An inspection of the libpcp/src/AF.c code indicates that it relies on
unsafe mechanisms that can cause heisencrashes. The gist of the
problem is that from within a SIGALRM signal handler, it is not safe
to invoke general libc/application functions. A poorly timed callback
can corrupt e.g. libc malloc/stdio or libpcp internals, or result in
hangs. (These have been observed in the wild, just not necessarily
in the context of pcp.)
Some general references on async-signal safety, which applies to the
whole transitive callchain of signal handlers:
http://pubs.opengroup.org/onlinepubs/9699919799/functions/V2_chap02.html
https://www.gnu.org/software/libc/manual/html_node/POSIX-Safety-Concepts.html
The specific problems include:
AF.c:onalarm()
- calling free (heap operations)
- calling stdio printf/putc (e.g. in pmDebug case)

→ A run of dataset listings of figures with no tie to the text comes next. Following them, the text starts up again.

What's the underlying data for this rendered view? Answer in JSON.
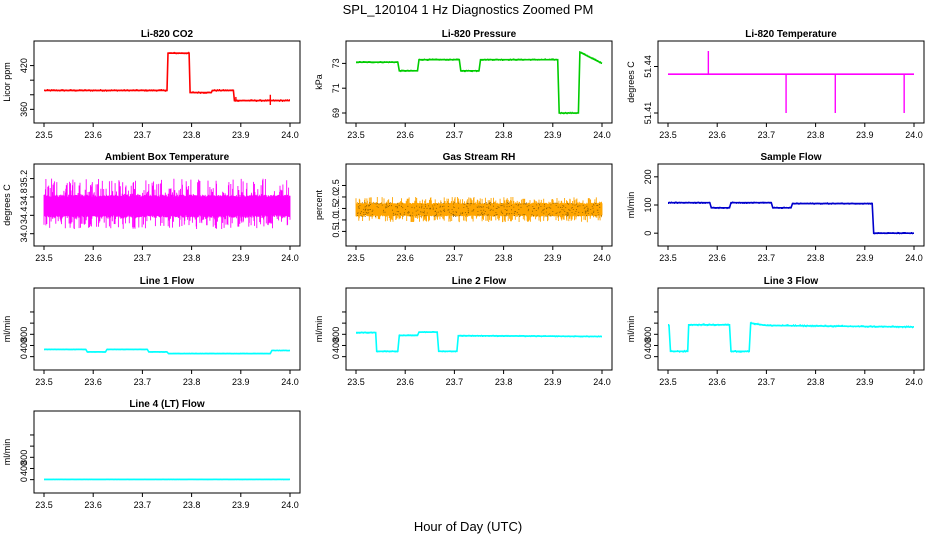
{
  "figure": {
    "title": "SPL_120104  1 Hz Diagnostics Zoomed PM",
    "xlabel": "Hour of Day (UTC)"
  },
  "chart_data": [
    {
      "type": "line",
      "title": "Li-820 CO2",
      "xlabel": "",
      "ylabel": "Licor ppm",
      "xlim": [
        23.5,
        24.0
      ],
      "ylim": [
        355,
        440
      ],
      "xticks": [
        23.5,
        23.6,
        23.7,
        23.8,
        23.9,
        24.0
      ],
      "xtick_labels": [
        "23.5",
        "23.6",
        "23.7",
        "23.8",
        "23.9",
        "24.0"
      ],
      "yticks": [
        360,
        380,
        400,
        420
      ],
      "ytick_labels": [
        "360",
        "",
        "",
        "420"
      ],
      "color": "#ff0000",
      "noise": 1.0,
      "style": "line",
      "series": [
        {
          "x": [
            23.5,
            23.75,
            23.752,
            23.795,
            23.797,
            23.84,
            23.842,
            23.885,
            23.887,
            24.0
          ],
          "y": [
            386,
            386,
            437,
            437,
            383,
            383,
            386,
            386,
            372,
            372
          ]
        }
      ],
      "spikes": [
        {
          "x": 23.89,
          "y": 377
        },
        {
          "x": 23.96,
          "y": 380
        },
        {
          "x": 23.96,
          "y": 366
        }
      ]
    },
    {
      "type": "line",
      "title": "Li-820 Pressure",
      "xlabel": "",
      "ylabel": "kPa",
      "xlim": [
        23.5,
        24.0
      ],
      "ylim": [
        69,
        74
      ],
      "xticks": [
        23.5,
        23.6,
        23.7,
        23.8,
        23.9,
        24.0
      ],
      "xtick_labels": [
        "23.5",
        "23.6",
        "23.7",
        "23.8",
        "23.9",
        "24.0"
      ],
      "yticks": [
        69,
        71,
        73
      ],
      "ytick_labels": [
        "69",
        "71",
        "73"
      ],
      "color": "#00cc00",
      "noise": 0.05,
      "style": "line",
      "series": [
        {
          "x": [
            23.5,
            23.585,
            23.588,
            23.625,
            23.628,
            23.71,
            23.713,
            23.75,
            23.753,
            23.91,
            23.913,
            23.952,
            23.955,
            24.0
          ],
          "y": [
            73.1,
            73.1,
            72.4,
            72.4,
            73.3,
            73.3,
            72.4,
            72.4,
            73.3,
            73.3,
            69.0,
            69.0,
            73.9,
            73.0
          ]
        }
      ],
      "spikes": []
    },
    {
      "type": "line",
      "title": "Li-820 Temperature",
      "xlabel": "",
      "ylabel": "degrees C",
      "xlim": [
        23.5,
        24.0
      ],
      "ylim": [
        51.41,
        51.45
      ],
      "xticks": [
        23.5,
        23.6,
        23.7,
        23.8,
        23.9,
        24.0
      ],
      "xtick_labels": [
        "23.5",
        "23.6",
        "23.7",
        "23.8",
        "23.9",
        "24.0"
      ],
      "yticks": [
        51.41,
        51.44
      ],
      "ytick_labels": [
        "51.41",
        "51.44"
      ],
      "color": "#ff00ff",
      "noise": 0.0,
      "style": "line",
      "series": [
        {
          "x": [
            23.5,
            24.0
          ],
          "y": [
            51.435,
            51.435
          ]
        }
      ],
      "spikes": [
        {
          "x": 23.582,
          "y": 51.45
        },
        {
          "x": 23.74,
          "y": 51.41
        },
        {
          "x": 23.84,
          "y": 51.41
        },
        {
          "x": 23.98,
          "y": 51.41
        }
      ]
    },
    {
      "type": "line",
      "title": "Ambient Box Temperature",
      "xlabel": "",
      "ylabel": "degrees C",
      "xlim": [
        23.5,
        24.0
      ],
      "ylim": [
        33.95,
        35.3
      ],
      "xticks": [
        23.5,
        23.6,
        23.7,
        23.8,
        23.9,
        24.0
      ],
      "xtick_labels": [
        "23.5",
        "23.6",
        "23.7",
        "23.8",
        "23.9",
        "24.0"
      ],
      "yticks": [
        34.0,
        34.4,
        34.8,
        35.2
      ],
      "ytick_labels": [
        "34.0",
        "34.4",
        "34.8",
        "35.2"
      ],
      "color": "#ff00ff",
      "style": "band",
      "band": {
        "low": 34.1,
        "high": 35.2,
        "mid_low": 34.35,
        "mid_high": 34.85
      }
    },
    {
      "type": "scatter",
      "title": "Gas Stream RH",
      "xlabel": "",
      "ylabel": "percent",
      "xlim": [
        23.5,
        24.0
      ],
      "ylim": [
        0.3,
        3.0
      ],
      "xticks": [
        23.5,
        23.6,
        23.7,
        23.8,
        23.9,
        24.0
      ],
      "xtick_labels": [
        "23.5",
        "23.6",
        "23.7",
        "23.8",
        "23.9",
        "24.0"
      ],
      "yticks": [
        0.5,
        1.0,
        1.5,
        2.0,
        2.5
      ],
      "ytick_labels": [
        "0.5",
        "1.0",
        "1.5",
        "2.0",
        "2.5"
      ],
      "color": "#ffa500",
      "style": "band",
      "band": {
        "low": 0.9,
        "high": 2.0,
        "mid_low": 1.15,
        "mid_high": 1.75
      }
    },
    {
      "type": "line",
      "title": "Sample Flow",
      "xlabel": "",
      "ylabel": "ml/min",
      "xlim": [
        23.5,
        24.0
      ],
      "ylim": [
        -10,
        210
      ],
      "xticks": [
        23.5,
        23.6,
        23.7,
        23.8,
        23.9,
        24.0
      ],
      "xtick_labels": [
        "23.5",
        "23.6",
        "23.7",
        "23.8",
        "23.9",
        "24.0"
      ],
      "yticks": [
        0,
        100,
        200
      ],
      "ytick_labels": [
        "0",
        "100",
        "200"
      ],
      "color": "#0000cc",
      "noise": 2.0,
      "style": "line",
      "series": [
        {
          "x": [
            23.5,
            23.585,
            23.588,
            23.625,
            23.628,
            23.71,
            23.713,
            23.75,
            23.753,
            23.915,
            23.918,
            24.0
          ],
          "y": [
            108,
            108,
            90,
            90,
            108,
            108,
            90,
            90,
            105,
            105,
            0,
            0
          ]
        }
      ],
      "spikes": []
    },
    {
      "type": "line",
      "title": "Line 1 Flow",
      "xlabel": "",
      "ylabel": "ml/min",
      "xlim": [
        23.5,
        24.0
      ],
      "ylim": [
        -60,
        1050
      ],
      "xticks": [
        23.5,
        23.6,
        23.7,
        23.8,
        23.9,
        24.0
      ],
      "xtick_labels": [
        "23.5",
        "23.6",
        "23.7",
        "23.8",
        "23.9",
        "24.0"
      ],
      "yticks": [
        0,
        200,
        400,
        600,
        800
      ],
      "ytick_labels": [
        "0",
        "400",
        "800"
      ],
      "color": "#00ffff",
      "noise": 4.0,
      "style": "line",
      "series": [
        {
          "x": [
            23.5,
            23.585,
            23.588,
            23.625,
            23.628,
            23.71,
            23.713,
            23.75,
            23.753,
            23.96,
            23.963,
            24.0
          ],
          "y": [
            130,
            130,
            85,
            85,
            130,
            130,
            85,
            85,
            55,
            55,
            110,
            110
          ]
        }
      ],
      "spikes": []
    },
    {
      "type": "line",
      "title": "Line 2 Flow",
      "xlabel": "",
      "ylabel": "ml/min",
      "xlim": [
        23.5,
        24.0
      ],
      "ylim": [
        -60,
        1050
      ],
      "xticks": [
        23.5,
        23.6,
        23.7,
        23.8,
        23.9,
        24.0
      ],
      "xtick_labels": [
        "23.5",
        "23.6",
        "23.7",
        "23.8",
        "23.9",
        "24.0"
      ],
      "yticks": [
        0,
        200,
        400,
        600,
        800
      ],
      "ytick_labels": [
        "0",
        "400",
        "800"
      ],
      "color": "#00ffff",
      "noise": 8.0,
      "style": "line",
      "series": [
        {
          "x": [
            23.5,
            23.54,
            23.542,
            23.585,
            23.588,
            23.625,
            23.628,
            23.665,
            23.668,
            23.705,
            23.708,
            24.0
          ],
          "y": [
            430,
            430,
            95,
            95,
            380,
            380,
            440,
            440,
            95,
            95,
            375,
            360
          ]
        }
      ],
      "spikes": []
    },
    {
      "type": "line",
      "title": "Line 3 Flow",
      "xlabel": "",
      "ylabel": "ml/min",
      "xlim": [
        23.5,
        24.0
      ],
      "ylim": [
        -60,
        1050
      ],
      "xticks": [
        23.5,
        23.6,
        23.7,
        23.8,
        23.9,
        24.0
      ],
      "xtick_labels": [
        "23.5",
        "23.6",
        "23.7",
        "23.8",
        "23.9",
        "24.0"
      ],
      "yticks": [
        0,
        200,
        400,
        600,
        800
      ],
      "ytick_labels": [
        "0",
        "400",
        "800"
      ],
      "color": "#00ffff",
      "noise": 14.0,
      "style": "line",
      "series": [
        {
          "x": [
            23.5,
            23.502,
            23.505,
            23.54,
            23.542,
            23.625,
            23.628,
            23.665,
            23.668,
            23.7,
            24.0
          ],
          "y": [
            560,
            560,
            95,
            95,
            570,
            570,
            95,
            95,
            600,
            560,
            530
          ]
        }
      ],
      "spikes": []
    },
    {
      "type": "line",
      "title": "Line 4 (LT) Flow",
      "xlabel": "",
      "ylabel": "ml/min",
      "xlim": [
        23.5,
        24.0
      ],
      "ylim": [
        -60,
        1050
      ],
      "xticks": [
        23.5,
        23.6,
        23.7,
        23.8,
        23.9,
        24.0
      ],
      "xtick_labels": [
        "23.5",
        "23.6",
        "23.7",
        "23.8",
        "23.9",
        "24.0"
      ],
      "yticks": [
        0,
        200,
        400,
        600,
        800
      ],
      "ytick_labels": [
        "0",
        "400",
        "800"
      ],
      "color": "#00ffff",
      "noise": 1.5,
      "style": "line",
      "series": [
        {
          "x": [
            23.5,
            24.0
          ],
          "y": [
            5,
            5
          ]
        }
      ],
      "spikes": []
    }
  ]
}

- pmprintf() and pmflush()
AF.c:enqueue() (called both from onalarm and __pmAFregister):
- doing list manipulation with limited (AFhold) reentrancy controls,
which could be broken if e.g. __pmAFregister is interrupted by
some other signal wherein __pmAF* functions are called.

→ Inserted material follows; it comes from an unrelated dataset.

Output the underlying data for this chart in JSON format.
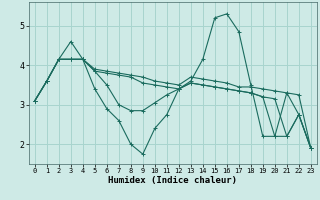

The lack of documented constraints on __pmAFregister callback
functions in pmaf.3 leads clients to do risky things:
pmlogger.c:run_done_callback
- more stdio
pmlogger.c:vol_switch_callback
- more stdio, including fopen/fclose
- more racy AF manpulation
callback.c:log_callback
- heap operations
- many general LIBPCP ops
perl/PMDA/PMDA.xs:timer_callback
- call into general perl interpreter
It may be possible to trigger some example problems with
numerous/rapid/unsafe-content __pmAFregister callbacks. I got a toy
program to show some malloc corruption, but some of the race windows
are short enough that auditing rather than simple tests may be
necessary. (Lengthening some of the race windows by inserting
usleep() here and there might help.)
The longevity of this code testifies that these races & corruption are
infrequent, so fixing the problems is not urgent. One possible
thorough approach for an eventual fix would be to move away from
timers/signal handlers, and manage events/timing at (say) the exit of
PMAPI functions, or with a more formal application-main-loop
mechanism. Some of the races may be shrunk with more aggressive
__pmAFblock, and/or nestedness counting for AF.c:block.